1. Copper chelation by the chelator reduces the free copper concentration inside the cell meaning that less binds to the His tag and the fluorescence lifetime will be greater than a His-tagged sfGFP control
2. Copper chelation by the chelator would allow additional quenching if copper was bound within the quenching radius of the fluorophore leading to a reduction in fluorescence lifetime compare with a sfGFP control

Lacking access to a fluorescence lifetime microscope ourselves we contacted Cardiff iGEM who had access to a FLIM machine in Cardiff's bioimaging unit. They very kindly agreed to run a few samples for us taking up over five hours of microscope time.

We sent Cardiff iGEM our parts Csp1-sfGFP, MymT-sfGFP (both in pBAD) and pCopA CueR sfGFP (as a control) in live MG1655 E. coli in agar tubes. Cardiff grew them overnight in 5ml of LB with 5uM copper with and without 2mM arabinose.

The imaging unit spread each strain on slides and measured the fluorescence lifetime of three areas on each slide.

As expected the pCopA CueR sfGFP control was fluorescent, with and without arabinose, with the mean fluorescence lifetime a consistent 2.6ns.

When Csp1-sfGFP was induced the mean lifetime decreased to 2.5ns and the variance was increased. This might be indicate that copper chelation has occurred or may be reflective of the expression problems of Csp1.

When MymT-sfGFP was induced the mean lifetime decreased to 2.3ns. As MymT-sfGFP is was observed to be reliably expressed and because MymT is a small copper cluster separated form sfGFP by a small linker we believe that this represents additional question of the fluorphore by MymT-bound copper showing in vivo copper chelation.

From this preliminary data we believe that measuring fluorescence lifetime of a His tagged GFP can be used as a reliable method for measuring copper concentration in vivo and that MymT displays copper chelation activity in E. coli. If we could perform additional experiment we would measure the fluorescence lifetime with differ overnight copper concentrations.

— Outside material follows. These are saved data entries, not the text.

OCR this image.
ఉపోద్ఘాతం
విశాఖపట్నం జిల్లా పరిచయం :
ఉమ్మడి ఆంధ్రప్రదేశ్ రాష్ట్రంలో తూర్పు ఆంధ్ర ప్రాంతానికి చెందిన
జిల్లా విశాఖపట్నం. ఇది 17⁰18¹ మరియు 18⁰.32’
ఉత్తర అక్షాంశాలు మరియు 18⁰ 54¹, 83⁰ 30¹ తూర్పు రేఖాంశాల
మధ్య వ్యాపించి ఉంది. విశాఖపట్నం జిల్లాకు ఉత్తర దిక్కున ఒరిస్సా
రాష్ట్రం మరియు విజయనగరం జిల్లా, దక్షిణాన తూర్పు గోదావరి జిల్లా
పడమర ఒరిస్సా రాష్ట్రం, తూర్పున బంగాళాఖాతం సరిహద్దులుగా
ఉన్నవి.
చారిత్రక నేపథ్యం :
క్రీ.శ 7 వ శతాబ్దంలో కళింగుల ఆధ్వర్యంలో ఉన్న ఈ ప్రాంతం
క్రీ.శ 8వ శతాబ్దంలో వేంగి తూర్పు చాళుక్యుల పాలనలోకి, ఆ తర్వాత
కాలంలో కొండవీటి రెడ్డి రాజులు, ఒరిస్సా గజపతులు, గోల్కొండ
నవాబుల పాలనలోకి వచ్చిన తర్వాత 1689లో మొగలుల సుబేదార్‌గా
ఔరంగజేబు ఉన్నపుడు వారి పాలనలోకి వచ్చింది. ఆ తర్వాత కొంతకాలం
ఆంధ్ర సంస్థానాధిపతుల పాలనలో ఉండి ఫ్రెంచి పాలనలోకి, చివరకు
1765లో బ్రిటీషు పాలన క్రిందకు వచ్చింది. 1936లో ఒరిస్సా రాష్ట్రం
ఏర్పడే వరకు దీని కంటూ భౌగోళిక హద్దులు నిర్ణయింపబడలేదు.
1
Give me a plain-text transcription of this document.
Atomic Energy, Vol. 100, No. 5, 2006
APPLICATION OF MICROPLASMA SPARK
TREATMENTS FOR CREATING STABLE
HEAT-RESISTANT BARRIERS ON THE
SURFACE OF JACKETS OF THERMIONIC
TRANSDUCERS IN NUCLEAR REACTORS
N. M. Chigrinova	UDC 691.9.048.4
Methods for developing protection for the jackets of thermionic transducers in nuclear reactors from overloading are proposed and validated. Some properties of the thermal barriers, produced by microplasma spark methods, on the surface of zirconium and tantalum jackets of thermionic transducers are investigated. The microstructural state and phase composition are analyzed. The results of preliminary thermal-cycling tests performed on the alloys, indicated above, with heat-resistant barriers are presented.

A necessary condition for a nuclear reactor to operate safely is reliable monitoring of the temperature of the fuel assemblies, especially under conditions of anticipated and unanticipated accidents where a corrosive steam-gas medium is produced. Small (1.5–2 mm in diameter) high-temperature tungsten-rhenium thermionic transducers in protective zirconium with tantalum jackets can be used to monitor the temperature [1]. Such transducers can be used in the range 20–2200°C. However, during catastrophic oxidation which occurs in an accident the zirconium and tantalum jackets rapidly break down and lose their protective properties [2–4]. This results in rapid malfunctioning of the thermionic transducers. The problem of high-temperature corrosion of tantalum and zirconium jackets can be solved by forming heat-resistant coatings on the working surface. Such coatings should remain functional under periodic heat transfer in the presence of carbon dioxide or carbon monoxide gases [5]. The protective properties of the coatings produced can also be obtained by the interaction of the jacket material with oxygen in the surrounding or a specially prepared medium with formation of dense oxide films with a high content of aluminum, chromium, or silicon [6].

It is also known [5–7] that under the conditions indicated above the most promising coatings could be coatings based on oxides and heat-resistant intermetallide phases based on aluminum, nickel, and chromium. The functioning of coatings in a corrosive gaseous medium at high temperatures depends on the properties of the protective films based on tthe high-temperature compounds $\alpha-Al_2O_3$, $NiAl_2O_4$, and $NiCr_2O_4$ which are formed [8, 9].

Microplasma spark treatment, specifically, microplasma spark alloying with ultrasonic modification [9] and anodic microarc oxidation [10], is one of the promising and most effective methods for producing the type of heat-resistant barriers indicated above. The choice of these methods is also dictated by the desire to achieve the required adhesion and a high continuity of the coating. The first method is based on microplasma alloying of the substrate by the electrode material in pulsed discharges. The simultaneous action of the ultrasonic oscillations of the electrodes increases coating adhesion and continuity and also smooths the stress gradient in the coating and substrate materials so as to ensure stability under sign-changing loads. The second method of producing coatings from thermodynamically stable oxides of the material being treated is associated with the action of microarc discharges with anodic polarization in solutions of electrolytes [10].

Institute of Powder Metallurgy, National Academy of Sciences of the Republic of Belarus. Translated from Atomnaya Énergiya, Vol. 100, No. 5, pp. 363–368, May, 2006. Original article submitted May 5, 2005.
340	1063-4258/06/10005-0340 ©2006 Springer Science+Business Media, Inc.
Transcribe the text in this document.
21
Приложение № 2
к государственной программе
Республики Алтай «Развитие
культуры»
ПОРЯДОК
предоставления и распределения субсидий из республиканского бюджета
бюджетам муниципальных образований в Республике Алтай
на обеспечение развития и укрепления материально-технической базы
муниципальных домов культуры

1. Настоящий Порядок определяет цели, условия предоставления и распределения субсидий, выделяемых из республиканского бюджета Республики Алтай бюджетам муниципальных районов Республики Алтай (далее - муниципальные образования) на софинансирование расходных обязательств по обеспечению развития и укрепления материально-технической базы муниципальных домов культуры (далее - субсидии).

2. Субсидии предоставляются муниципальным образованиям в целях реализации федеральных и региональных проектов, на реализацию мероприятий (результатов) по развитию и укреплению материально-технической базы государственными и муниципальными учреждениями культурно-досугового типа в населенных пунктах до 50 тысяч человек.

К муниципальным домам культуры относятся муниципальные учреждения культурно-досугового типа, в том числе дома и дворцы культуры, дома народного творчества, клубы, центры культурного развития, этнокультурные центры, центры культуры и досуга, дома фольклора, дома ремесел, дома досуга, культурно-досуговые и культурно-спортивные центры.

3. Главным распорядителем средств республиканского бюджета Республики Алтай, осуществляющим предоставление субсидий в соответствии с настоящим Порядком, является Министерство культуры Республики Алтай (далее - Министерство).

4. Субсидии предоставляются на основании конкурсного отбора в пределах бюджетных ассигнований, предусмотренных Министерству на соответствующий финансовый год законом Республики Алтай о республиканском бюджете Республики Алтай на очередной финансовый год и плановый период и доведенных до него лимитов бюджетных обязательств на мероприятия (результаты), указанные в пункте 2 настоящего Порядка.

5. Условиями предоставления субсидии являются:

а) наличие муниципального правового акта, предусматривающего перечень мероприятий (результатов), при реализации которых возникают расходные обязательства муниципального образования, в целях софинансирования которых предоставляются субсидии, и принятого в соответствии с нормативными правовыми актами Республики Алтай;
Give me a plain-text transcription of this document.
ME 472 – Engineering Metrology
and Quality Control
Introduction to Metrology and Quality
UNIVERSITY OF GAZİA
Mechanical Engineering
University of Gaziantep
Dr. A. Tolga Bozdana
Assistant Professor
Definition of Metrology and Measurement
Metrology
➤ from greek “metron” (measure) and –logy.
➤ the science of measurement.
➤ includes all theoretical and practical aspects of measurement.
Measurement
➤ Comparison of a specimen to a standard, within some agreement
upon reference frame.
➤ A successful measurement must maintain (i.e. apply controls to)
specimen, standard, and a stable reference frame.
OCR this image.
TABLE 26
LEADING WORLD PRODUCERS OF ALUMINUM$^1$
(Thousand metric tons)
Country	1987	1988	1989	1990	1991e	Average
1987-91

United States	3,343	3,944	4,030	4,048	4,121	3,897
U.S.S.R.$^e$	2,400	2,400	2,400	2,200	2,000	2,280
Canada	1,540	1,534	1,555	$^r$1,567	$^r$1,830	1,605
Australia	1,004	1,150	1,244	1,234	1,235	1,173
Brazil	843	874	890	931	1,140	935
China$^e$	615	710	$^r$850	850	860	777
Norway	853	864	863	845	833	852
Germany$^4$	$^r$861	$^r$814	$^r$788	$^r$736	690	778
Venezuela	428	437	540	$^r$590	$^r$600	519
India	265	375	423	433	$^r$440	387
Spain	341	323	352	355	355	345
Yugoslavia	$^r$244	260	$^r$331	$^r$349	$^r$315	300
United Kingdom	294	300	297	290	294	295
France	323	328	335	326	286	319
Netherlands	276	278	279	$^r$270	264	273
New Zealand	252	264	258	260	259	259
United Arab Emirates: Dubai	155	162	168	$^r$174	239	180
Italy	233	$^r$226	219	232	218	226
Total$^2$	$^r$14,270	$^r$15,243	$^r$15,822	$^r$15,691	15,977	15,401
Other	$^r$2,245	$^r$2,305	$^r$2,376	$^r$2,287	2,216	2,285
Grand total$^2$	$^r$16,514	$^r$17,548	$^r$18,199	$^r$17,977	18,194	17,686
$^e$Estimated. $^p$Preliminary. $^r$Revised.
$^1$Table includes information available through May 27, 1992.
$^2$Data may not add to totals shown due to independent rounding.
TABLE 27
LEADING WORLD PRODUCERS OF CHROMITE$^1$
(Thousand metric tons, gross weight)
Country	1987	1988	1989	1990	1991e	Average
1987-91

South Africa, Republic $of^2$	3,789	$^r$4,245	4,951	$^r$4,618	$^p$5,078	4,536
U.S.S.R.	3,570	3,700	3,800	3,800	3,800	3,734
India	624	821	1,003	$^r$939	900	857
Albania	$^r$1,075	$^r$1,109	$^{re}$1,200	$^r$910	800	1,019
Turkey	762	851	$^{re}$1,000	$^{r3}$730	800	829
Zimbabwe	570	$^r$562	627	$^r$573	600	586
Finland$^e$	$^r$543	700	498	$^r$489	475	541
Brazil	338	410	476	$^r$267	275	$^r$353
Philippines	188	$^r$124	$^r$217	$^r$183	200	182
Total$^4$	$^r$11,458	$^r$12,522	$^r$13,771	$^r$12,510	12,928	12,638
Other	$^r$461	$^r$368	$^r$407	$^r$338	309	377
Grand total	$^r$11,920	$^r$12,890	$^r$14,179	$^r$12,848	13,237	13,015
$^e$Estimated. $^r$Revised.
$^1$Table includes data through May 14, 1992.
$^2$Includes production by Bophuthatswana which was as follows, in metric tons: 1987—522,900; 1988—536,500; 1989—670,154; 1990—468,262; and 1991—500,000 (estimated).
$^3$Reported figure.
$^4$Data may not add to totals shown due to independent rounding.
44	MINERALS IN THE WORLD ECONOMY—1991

Our most sincere gratitude to all those at Cardiff iGEM in particular Rob Newman for setting up the collaboration, Geraint Parry for setting up the experiment and Anthony Hayes at the bioimaging unit measuring the our parts using the FLIM microscope.

UNBC

We discovered that UMBC were investigating a similar project idea towards the end of our project and decided to Skype them to share our experiences of performing copper assays in particular the difficulties we had in optimising our BCS absorbance assay and the choice of reducing agent.

XMU China

We sent team XMU-China some of the parts made by last year's Oxford iGEM team that they were unable to obtain from the registry themselves. This enabled them to carry out their project successfully as they were able to use all the parts that they wanted.

SVCE Chennai

We filled in team SVCE Chennai's survey on lab techniques to pass on our experiences of protocols that worked, and others which didn't, in order to help them improve efficiency for other iGEM teams in the future.

Illinois

We were in regular contact with Illinois UIUC throughout the project. We planned to test their promoter systems in our flow cytometer to provide a measure of cell variance for them and they would try to integrate our copper chelator Csp1sfGFP with their promoter system to see if that would create more even expression and maybe reduce the proteins expression issues. As we both were delayed in getting our part constructs prepared we ran out of time to carry this out fully.